Many women get heartburn during pregnancy. Although it is harmless, it can be painful and scary. You experience a burning sensation extending from base of your breastbone towards your throat.
Heartburn occurs during pregnancy because of increased progesterone levels, which has a relaxing action on muscles. Consequently, it relaxes the valve separating stomach from esophagus (food pipe) as well so that the acids in your stomach seep backward into your esophagus. During later pregnancy, as the size of your baby increases, it occupies most of the space in abdominal cavity, pushing the stomach. This also leads to heartburns.
Do not take foodstuffs that cause gastric discomforts, e.g., carbonated beverages; caffeine; acidic foods (citrus fruits, vinegar and tomato); spicy and highly seasoned food; chocolate; processed meats; fried or fatty foods.
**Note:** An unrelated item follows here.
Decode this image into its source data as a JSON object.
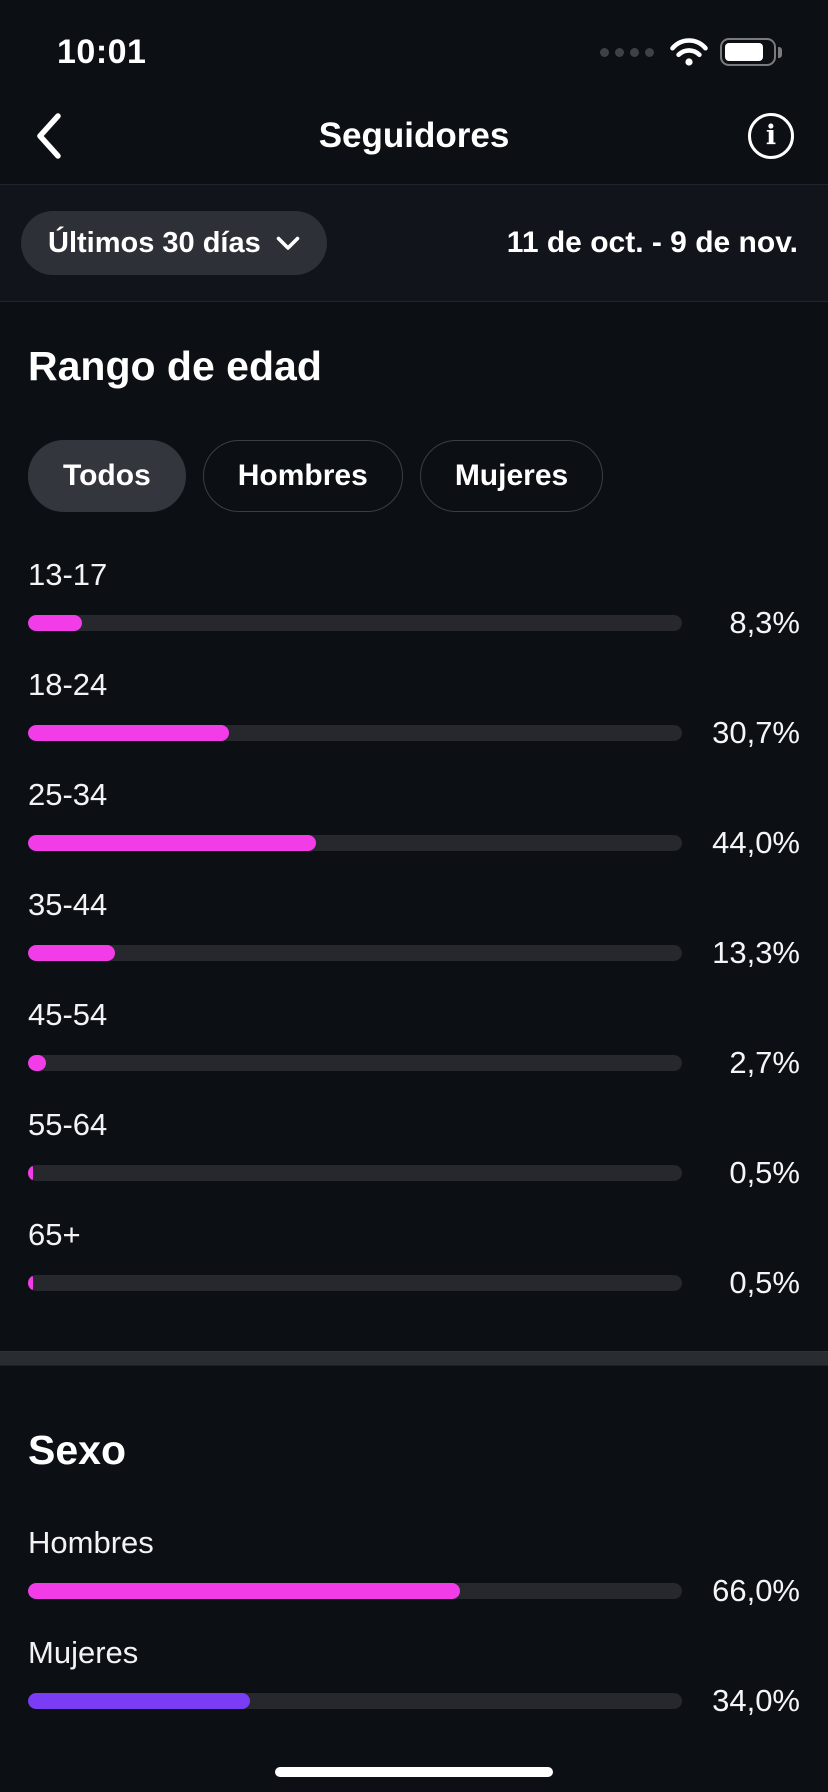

Do not take large amounts of fluids with meals. Instead, take them in between your meals.
Avoid taking big meals. Eat small amounts but frequently (every 2 3 hours). Eat slowly, chewing the food properly.
Avoid eating anything at least 3 hours before you sleep.
Avoid bending your waist and instead bend your knees.
Try sleeping in propped up position, resting on several pillows so that your head is elevated.
Get yourself an anta acid, after consultation to your doctor.